【完】恋愛モノポリスト
「…え…?」
「そんな、不安そうな顔しないで。信じてあげなよ。凌太、本当に貴女の事が好きなんだから…」
「でも…」
「あぁ…あたし?フラれちゃった。『バカみたいにななが好きなんだ』ってね」
そう言って笑顔を作る先パイの横顔は、今にも泣き出しそうだった。
「先パイ…」
「あたしね、凌太が貴女に想いを寄せてるの知ってて付き合ってって言ったの。だって、好きな人の隣にいるって言うのに、凌太いつも悲しそうな顔してたから。

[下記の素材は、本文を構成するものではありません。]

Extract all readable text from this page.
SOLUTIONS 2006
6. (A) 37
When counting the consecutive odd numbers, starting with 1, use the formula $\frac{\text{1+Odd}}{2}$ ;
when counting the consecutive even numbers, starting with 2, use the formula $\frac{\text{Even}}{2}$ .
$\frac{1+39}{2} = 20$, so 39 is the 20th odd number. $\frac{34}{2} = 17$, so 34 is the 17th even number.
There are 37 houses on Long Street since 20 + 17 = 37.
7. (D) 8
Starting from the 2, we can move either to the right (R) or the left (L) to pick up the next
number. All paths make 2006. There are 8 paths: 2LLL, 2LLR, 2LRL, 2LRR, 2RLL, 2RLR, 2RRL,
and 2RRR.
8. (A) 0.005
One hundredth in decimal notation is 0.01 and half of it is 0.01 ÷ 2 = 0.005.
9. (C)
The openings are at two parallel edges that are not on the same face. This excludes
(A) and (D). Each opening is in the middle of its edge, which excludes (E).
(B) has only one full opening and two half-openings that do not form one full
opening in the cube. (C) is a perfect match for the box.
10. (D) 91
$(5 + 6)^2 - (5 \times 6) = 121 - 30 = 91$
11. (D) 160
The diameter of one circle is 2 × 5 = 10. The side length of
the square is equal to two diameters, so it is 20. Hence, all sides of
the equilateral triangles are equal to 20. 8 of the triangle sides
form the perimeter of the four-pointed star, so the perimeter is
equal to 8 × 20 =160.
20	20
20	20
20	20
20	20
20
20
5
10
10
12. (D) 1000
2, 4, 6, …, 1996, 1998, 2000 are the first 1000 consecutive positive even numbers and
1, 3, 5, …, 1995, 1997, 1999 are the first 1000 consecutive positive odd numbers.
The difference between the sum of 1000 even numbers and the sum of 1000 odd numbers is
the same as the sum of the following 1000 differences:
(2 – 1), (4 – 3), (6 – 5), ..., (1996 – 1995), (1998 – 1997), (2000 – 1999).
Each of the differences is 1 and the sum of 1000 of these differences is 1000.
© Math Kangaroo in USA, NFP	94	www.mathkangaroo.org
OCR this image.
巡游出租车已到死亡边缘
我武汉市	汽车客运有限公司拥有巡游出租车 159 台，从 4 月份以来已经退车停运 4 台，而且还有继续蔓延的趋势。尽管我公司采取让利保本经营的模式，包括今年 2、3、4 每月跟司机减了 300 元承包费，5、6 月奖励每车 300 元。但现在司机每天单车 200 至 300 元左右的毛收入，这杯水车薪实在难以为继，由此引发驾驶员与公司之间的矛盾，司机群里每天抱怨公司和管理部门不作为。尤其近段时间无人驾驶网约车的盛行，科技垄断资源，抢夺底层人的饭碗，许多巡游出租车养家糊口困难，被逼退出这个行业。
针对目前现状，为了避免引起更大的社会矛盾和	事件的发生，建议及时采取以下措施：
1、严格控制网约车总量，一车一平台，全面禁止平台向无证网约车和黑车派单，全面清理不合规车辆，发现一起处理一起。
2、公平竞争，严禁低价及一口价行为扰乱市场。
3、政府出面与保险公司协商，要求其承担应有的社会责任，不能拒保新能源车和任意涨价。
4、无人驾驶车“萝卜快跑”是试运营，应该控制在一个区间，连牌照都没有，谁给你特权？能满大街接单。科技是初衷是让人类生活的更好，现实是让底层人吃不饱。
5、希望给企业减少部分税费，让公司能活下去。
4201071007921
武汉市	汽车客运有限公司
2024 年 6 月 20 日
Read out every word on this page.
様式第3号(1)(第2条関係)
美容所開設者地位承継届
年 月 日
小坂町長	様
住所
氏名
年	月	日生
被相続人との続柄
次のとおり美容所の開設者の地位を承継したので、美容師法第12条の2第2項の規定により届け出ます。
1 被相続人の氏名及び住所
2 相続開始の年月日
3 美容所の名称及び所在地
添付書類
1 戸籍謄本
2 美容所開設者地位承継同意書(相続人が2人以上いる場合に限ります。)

そんな顔、あたしならさせない!って断言して、無理やり付き合ってもらったんだけど…。凌太の心は1mmも動かなかった。柴谷さんへの想いを募らせるばっかりで、その心に触れる事も出来なかった」
ぽろり
先パイの瞳から雫が落ちた。
それを先パイが拭いながら、言葉を続ける。
「凌太が…凌太が日本にいないって知ったの、今日…なんだよね。凄いショックだった。でも。それ以上に、思ったの。『これで、柴谷さんも自分の気持ちに気付いたんだろうな』って。…ねぇ?もう、分かってるんだよね?気付いてるんだよね?…じゃなかったら、許さない…」
きゅっと口唇を噛んだ先パイの瞳は真っ赤に揺れていた。
私もつられて、涙を零して先パイの言葉にただ何度も頷く。